Attente légitime de tout justiciable, l’impartialité est à l’évidence un devoir essentiel de tout juge, qu’il soit judiciaire ou administratif. Mais dès l’instant où l’on délaisse le concept juridique pour s’intéresser à ses usages institutionnels et politiques, elle apparaît également comme une exigence à géométrie variable, redoutable outil de domestication des magistrats.

(...) L’impartialité et l’indépendance sont définies comme des « principes fondamentaux » par la Charte de déontologie de la juridiction administrative, adoptée en 2011 et rénovée en 20173.

On l’aura compris : l’impartialité du juge est une affaire sérieuse, et c’est heureux. On est loin, dès lors, de la représentation d’un juge automate, appliquant mécaniquement la loi. S’il est si important que le juge soit impartial, c’est bien qu’en disant le droit il contribue à le créer – une évidence qui cesse de l’être (pour les « profanes » comme pour les juristes eux-mêmes) dès lors qu’on naturalise le droit, tentation constante. C’est bien aussi que ce juge a une histoire, qu’il est pris dans la société : il ne s’agit donc pas de l’en extraire, mais d’identifier et de traiter les inévitables situations problématiques que cette immersion dans la vie sociale génère.

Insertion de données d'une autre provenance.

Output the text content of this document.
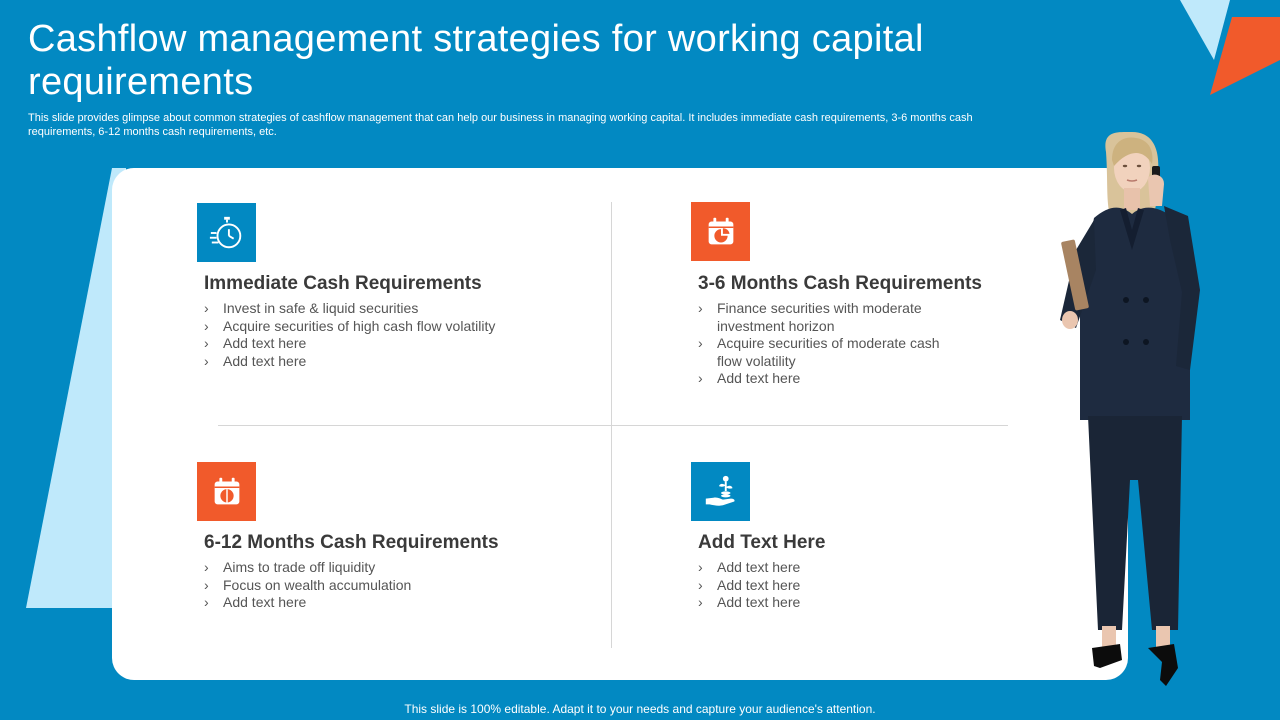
Cashflow management strategies for working capital requirements

This slide provides glimpse about common strategies of cashflow management that can help our business in managing working capital. It includes immediate cash requirements, 3-6 months cash requirements, 6-12 months cash requirements, etc.

Immediate Cash Requirements
› Invest in safe & liquid securities
› Acquire securities of high cash flow volatility
› Add text here
› Add text here
3-6 Months Cash Requirements
› Finance securities with moderate investment horizon
› Acquire securities of moderate cash flow volatility
› Add text here
6-12 Months Cash Requirements
› Aims to trade off liquidity
› Focus on wealth accumulation
› Add text here
Add Text Here
› Add text here
› Add text here
› Add text here

This slide is 100% editable. Adapt it to your needs and capture your audience's attention.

Une exigence à géométrie variable (...)

à trop fréquenter l’administration, ne risque-t-on pas d’en adopter les présupposés, d’en intérioriser les contraintes, d’en reproduire les raisonnements – surtout si on a contribué à les façonner –, au risque de délégitimer les présupposés, les contraintes et les raisonnements de la partie adverse ? C’est ainsi que le Premier ministre s’est dit à l’écoute de « toutes les idées [...] pour faire vivre et renforcer le lien entre le Conseil d’État et l’administration », c’est-à-dire entre une partie et son juge... Ce péché d’orgueil ne serait pas si grave si le mélange des genres pratiqués par le CE ne rejaillissait sur l’ensemble de la juridiction administrative, du fait de sa « discipline juridictionnelle » d’une part, du pouvoir qu’exerce le Conseil sur les niveaux juridictionnels inférieurs en gérant le corps des magistrats administratifs d’autre part. (...)

Pour paraphraser Péguy, un juge détaché de toute préférence personnelle a les mains pures, certes, mais il n’a pas de mains. Garantir autant que faire se peut son impartialité – enjeu majeur – est donc avant tout une affaire de responsabilité collective et d’assurances objectives. À cet égard, la collégialité des décisions apparaît essentielle. Pourtant, dans un souci de réduction des coûts de l’activité juridictionnelle, le nombre de contentieux soumis à une formation de jugement collégiale se réduit comme peau de chagrin, et ce dans les deux ordres de juridiction. « Juge unique, juge inique » disait-on hier ; « juge économique » pense-t-on aujourd’hui. L’idéal serait qu’en plus, il ne fasse pas de vagues.